No redshift evolution in the rest-frame UV emission line properties of quasars from z=1.5 to z=4.0

TL;DR

This study finds no significant evolution in the UV emission line properties of quasars from redshift 1.5 to 4.0, suggesting stable spectral energy distributions and accretion characteristics over this period.

Contribution

It provides a comprehensive analysis of UV emission line properties across a wide redshift range, improving systemic redshift estimates and clarifying the dependence on quasar luminosity and black hole mass.

Findings

C IV blueshifts increase with luminosity and are explained by higher quasar luminosities at high redshift.

He II EW and C IV blueshift trends are consistent across redshifts, indicating no evolution in quasar SEDs.

High-redshift quasars (>6) are less massive with higher Eddington ratios, affecting UV line properties.

Abstract

We analyse the rest-frame UV spectra of 2,531 high-redshift (3.5<z<4.0) quasars from the Sloan Digital Sky Survey DR16Q catalogue.
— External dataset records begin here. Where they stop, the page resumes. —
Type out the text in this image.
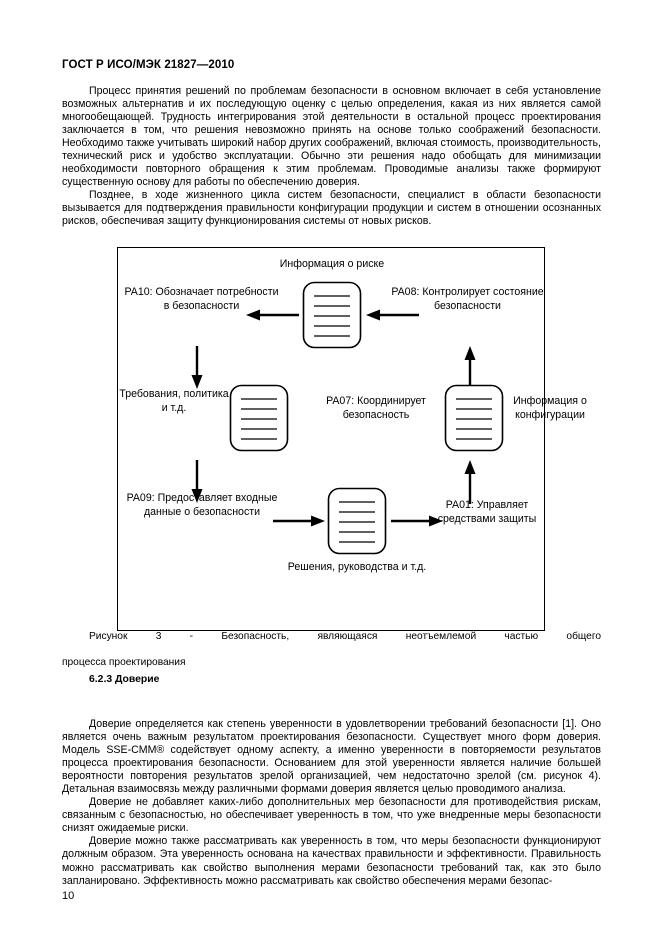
ГОСТ Р ИСО/МЭК 21827—2010

Процесс принятия решений по проблемам безопасности в основном включает в себя установление возможных альтернатив и их последующую оценку с целью определения, какая из них является самой многообещающей. Трудность интегрирования этой деятельности в остальной процесс проектирования заключается в том, что решения невозможно принять на основе только соображений безопасности. Необходимо также учитывать широкий набор других соображений, включая стоимость, производительность, технический риск и удобство эксплуатации. Обычно эти решения надо обобщать для минимизации необходимости повторного обращения к этим проблемам. Проводимые анализы также формируют существенную основу для работы по обеспечению доверия.

Позднее, в ходе жизненного цикла систем безопасности, специалист в области безопасности вызывается для подтверждения правильности конфигурации продукции и систем в отношении осознанных рисков, обеспечивая защиту функционирования системы от новых рисков.

Информация о риске
PA10: Обозначает потребности в безопасности
PA08: Контролирует состояние безопасности
Требования, политика и т.д.
PA07: Координирует безопасность
Информация о конфигурации
PA09: Предоставляет входные данные о безопасности
PA01: Управляет средствами защиты
Решения, руководства и т.д.
Рисунок 3 - Безопасность, являющаяся неотъемлемой частью общего
процесса проектирования
6.2.3 Доверие

Доверие определяется как степень уверенности в удовлетворении требований безопасности [1]. Оно является очень важным результатом проектирования безопасности. Существует много форм доверия. Модель SSE-CMM® содействует одному аспекту, а именно уверенности в повторяемости результатов процесса проектирования безопасности. Основанием для этой уверенности является наличие большей вероятности повторения результатов зрелой организацией, чем недостаточно зрелой (см. рисунок 4). Детальная взаимосвязь между различными формами доверия является целью проводимого анализа.

Доверие не добавляет каких-либо дополнительных мер безопасности для противодействия рискам, связанным с безопасностью, но обеспечивает уверенность в том, что уже внедренные меры безопасности снизят ожидаемые риски.

Доверие можно также рассматривать как уверенность в том, что меры безопасности функционируют должным образом. Эта уверенность основана на качествах правильности и эффективности. Правильность можно рассматривать как свойство выполнения мерами безопасности требований так, как это было запланировано. Эффективность можно рассматривать как свойство обеспечения мерами безопас-

10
In combination with previous work, we study the redshift evolution of the rest-frame UV line properties across the entire redshift range, 1.5<z<4.0. We improve the systemic redshift estimates at z>3.5 using a cross-correlation algorithm that employs high signal-to-noise template spectra spanning the full range in UV emission line properties. We then quantify the evolution of C IV and He II emission line properties with redshift. The increase in C IV blueshifts with cosmological redshift can be fully explained by the higher luminosities of quasars observed at high redshifts. We recover broadly similar trends between the He II EW and C IV blueshift at both 1.5<z<2.65 and 3.5<z<4.0 suggesting that the blueshift depends systematically on the spectral energy density (SED) of the quasar and there is no evolution in the SED over the redshift range 1.5<z<4.0. C IV blueshifts are highest when L/LEdd > 0.2 and Mbh > 10^9 Mo for the entire 1.5<z<4.0 sample. We find that luminosity matching samples as a means to explore the evolution of their rest-frame UV emission line properties is only viable if the samples are also matched in the Mbh - L/LEdd plane. Quasars at z>6 are on average less massive and have higher Eddington-scaled accretion rates than their luminosity-matched counterparts at 1.5<z<4.0, which could explain the observed evolution in their UV line properties.